Once the phenomenon of the near death experience came to light, other researchers began to find evidence of such experiences occurring throughout history. So why, for so long, had it been shrouded in silence? “There should,” wrote Hampe, “have been good reasons for Christians to love death, since it after all opened up the way to the eternal kingdom of God, the way which Christ took before us. But this early Christian attitude was soon lost. From Augustine onwards, dying was understood as a punishment, physical death being the result of the Fall. It was only nineteenth-century theologians who, after centuries of sermons preaching the horrors of dying and death, dared to arrive at the idea that, for those who are reconciled with God, dying no longer has the character of punishment but is a means of liberation from our earthly life.”

Looking at the play of light and wind in the trees of Central Park that day after my long immersion in the dark, it occurred to me that there was a very good reason why the service had reminded me so vividly of my Saturdays at the movies as a child. When you leave the brightness of a summer Saturday for the darkness of a movie theater, you leave one world behind for another: one that, for as long as it lasts, feels perfectly real, and perfectly sufficient. But when the drama is over and the credits start to roll and you walk back into the world outside the theater, you feel shocked at how completely that artificial movie world had taken you in. It was not, real and wonderful as it was, the full and complete world after all. How, even for a moment, could you ever have thought that it was?

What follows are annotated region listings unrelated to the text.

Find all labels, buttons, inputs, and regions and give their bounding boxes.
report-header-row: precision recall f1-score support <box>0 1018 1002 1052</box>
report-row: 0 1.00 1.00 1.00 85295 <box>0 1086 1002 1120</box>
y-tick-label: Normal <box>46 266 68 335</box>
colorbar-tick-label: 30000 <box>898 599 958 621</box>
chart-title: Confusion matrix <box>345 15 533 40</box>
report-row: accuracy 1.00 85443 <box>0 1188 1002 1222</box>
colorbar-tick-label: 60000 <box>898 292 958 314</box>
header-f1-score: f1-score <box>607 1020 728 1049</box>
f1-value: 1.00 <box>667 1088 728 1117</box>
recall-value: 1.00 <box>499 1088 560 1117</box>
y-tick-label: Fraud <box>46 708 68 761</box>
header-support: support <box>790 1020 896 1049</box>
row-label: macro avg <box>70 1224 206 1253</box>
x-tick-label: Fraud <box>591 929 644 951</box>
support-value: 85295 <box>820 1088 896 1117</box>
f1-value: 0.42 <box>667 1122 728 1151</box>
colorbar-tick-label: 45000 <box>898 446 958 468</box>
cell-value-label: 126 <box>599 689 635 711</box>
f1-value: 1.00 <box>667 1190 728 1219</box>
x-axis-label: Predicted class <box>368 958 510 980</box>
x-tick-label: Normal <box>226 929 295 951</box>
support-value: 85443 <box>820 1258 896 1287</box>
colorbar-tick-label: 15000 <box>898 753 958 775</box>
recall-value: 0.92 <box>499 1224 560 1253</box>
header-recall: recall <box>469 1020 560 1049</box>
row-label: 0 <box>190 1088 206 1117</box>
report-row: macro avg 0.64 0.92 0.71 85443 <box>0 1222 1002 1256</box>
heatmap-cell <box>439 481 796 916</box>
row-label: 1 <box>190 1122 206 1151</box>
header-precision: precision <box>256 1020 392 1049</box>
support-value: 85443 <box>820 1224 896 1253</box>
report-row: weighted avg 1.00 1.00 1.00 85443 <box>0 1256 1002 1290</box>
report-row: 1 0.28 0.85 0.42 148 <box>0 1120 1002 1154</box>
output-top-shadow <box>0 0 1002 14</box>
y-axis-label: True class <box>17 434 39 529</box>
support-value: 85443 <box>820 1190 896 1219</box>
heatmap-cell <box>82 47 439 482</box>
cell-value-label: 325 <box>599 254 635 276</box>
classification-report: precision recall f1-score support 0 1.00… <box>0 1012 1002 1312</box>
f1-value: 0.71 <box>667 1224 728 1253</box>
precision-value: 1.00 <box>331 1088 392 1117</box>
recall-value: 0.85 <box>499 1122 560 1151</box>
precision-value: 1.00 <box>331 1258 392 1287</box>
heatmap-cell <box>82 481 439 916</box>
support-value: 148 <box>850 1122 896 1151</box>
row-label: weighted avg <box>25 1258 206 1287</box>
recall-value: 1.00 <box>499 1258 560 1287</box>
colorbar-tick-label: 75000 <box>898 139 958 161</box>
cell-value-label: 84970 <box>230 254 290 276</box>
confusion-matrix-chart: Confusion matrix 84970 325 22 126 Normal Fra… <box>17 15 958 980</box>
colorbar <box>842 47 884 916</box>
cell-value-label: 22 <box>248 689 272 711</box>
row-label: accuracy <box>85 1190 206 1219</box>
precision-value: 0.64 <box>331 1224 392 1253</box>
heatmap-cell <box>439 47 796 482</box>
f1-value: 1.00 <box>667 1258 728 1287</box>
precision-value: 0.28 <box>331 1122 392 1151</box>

The world above this one, say the survivors of near death experiences, is overwhelmingly one of light, not darkness. On days when the very real darkness of this world overtakes me, I like to keep their words in mind. They help me to appreciate the very real beauty and joy that is available here, while reminding me that no matter how beautiful or terrible this life is, things only grow brighter in the one beyond.